3. Near the beginning of September of 2012 (possibly in August), I found out this disassembly. A bit later, I started doing some work on the reimplementation of Keen 1. I also used a few chunks of Commander Genius code for decompressing data files (this might be the most difficult to understand code piece in the original DOS EXE, from what I recall).
4. I uploaded an initial release near the end of October 2012. So, maybe a bit less than 2 months, *with* all the earlier work done by other individuals beforehand. Also, I did get to have earlier experience with 16-bit x86 ASM (from patching Bio Menace 1), which must had helped.
5. About a month later (November), I got a feature-complete reimplementation of Keen 1.
6. Later, lemm assisted with adding support for Keen 2 and 3. As expected, most of the coding was already done while reimplementing Keen 1.

In some cases, I had to disassemble my new executable to track down the bugs. Stupid stuff like having to use "myfunction((x >> 8))" instead of "myfunction(x >> 8)" because the stupid compiler decided to convert x to a byte value before doing the shift operation...
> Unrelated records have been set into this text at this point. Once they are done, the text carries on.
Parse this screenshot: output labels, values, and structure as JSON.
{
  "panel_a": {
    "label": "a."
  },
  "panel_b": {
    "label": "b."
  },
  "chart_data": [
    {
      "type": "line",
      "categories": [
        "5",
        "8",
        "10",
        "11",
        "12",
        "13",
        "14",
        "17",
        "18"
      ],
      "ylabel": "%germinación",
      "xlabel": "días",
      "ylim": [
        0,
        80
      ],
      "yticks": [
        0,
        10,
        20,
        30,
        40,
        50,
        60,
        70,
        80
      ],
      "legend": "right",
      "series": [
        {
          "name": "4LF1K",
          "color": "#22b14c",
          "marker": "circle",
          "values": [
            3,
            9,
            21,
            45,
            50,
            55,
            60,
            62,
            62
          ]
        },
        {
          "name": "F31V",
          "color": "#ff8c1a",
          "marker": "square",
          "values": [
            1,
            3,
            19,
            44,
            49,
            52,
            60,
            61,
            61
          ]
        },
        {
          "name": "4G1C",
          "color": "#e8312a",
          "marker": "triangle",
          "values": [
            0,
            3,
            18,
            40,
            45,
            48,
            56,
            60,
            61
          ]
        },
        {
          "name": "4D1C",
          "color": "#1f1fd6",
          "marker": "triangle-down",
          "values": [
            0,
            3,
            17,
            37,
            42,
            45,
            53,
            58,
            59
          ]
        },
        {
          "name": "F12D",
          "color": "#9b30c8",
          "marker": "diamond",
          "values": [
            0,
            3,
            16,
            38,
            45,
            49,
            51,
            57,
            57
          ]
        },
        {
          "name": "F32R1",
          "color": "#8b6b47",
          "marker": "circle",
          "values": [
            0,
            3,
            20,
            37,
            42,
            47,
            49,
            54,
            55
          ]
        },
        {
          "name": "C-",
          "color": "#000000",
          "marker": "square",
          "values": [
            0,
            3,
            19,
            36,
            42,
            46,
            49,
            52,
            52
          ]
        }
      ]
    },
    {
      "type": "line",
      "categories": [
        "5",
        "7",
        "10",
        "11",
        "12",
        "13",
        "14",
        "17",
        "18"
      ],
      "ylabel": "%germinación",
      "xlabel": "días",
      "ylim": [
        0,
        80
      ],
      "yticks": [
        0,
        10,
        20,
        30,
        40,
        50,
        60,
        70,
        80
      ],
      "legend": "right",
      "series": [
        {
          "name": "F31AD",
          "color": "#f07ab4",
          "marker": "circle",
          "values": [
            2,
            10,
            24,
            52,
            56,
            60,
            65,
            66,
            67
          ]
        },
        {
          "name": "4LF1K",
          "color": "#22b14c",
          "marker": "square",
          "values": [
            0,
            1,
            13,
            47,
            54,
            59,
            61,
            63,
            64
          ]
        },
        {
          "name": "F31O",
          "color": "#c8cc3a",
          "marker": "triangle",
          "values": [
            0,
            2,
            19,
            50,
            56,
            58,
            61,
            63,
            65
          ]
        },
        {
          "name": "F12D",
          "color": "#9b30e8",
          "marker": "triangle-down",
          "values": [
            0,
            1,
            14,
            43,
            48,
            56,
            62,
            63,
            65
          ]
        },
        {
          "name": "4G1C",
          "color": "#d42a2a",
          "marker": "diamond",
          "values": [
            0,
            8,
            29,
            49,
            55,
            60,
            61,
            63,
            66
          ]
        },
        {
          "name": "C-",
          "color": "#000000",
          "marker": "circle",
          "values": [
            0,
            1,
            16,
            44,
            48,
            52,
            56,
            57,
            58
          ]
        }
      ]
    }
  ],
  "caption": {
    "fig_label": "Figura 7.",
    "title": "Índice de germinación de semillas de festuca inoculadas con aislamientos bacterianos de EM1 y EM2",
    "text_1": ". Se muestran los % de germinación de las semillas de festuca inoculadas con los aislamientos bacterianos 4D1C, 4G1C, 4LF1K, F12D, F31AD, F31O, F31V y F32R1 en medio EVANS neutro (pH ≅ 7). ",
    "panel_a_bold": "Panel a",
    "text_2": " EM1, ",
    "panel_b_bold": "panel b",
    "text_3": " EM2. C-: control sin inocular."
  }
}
This reminds me of a case where I had to force some right shift being signed, or maybe unsigned; I don't recall now. This was required in order to make a bridge in some Keen 2 level operate as expected (when using a switch).
There are also the MIDI-related differences in Super 3-D Noah's Ark posted by me earlier, including something to do with integer casting: viewtopic.php?p=7475#p7475

Speaking of Keen 1-3, did you ever intend to recreate the original EXE versions for that or at least port Chocolate Keen back to DOS?

K1n9_Duk3 wrote:Speaking of Keen 1-3, did you ever intend to recreate the original EXE versions for that or at least port Chocolate Keen back to DOS?

Heh, these ideas have surely been tempting; Especially the fact that DOS support was "skipped" while doing Chocolate Keen.
As previously stated, though, I prefer to not try to recreate any of the EXEs (or possibly even just port back to 16-bit real mode DOS) if we lack access to original sources.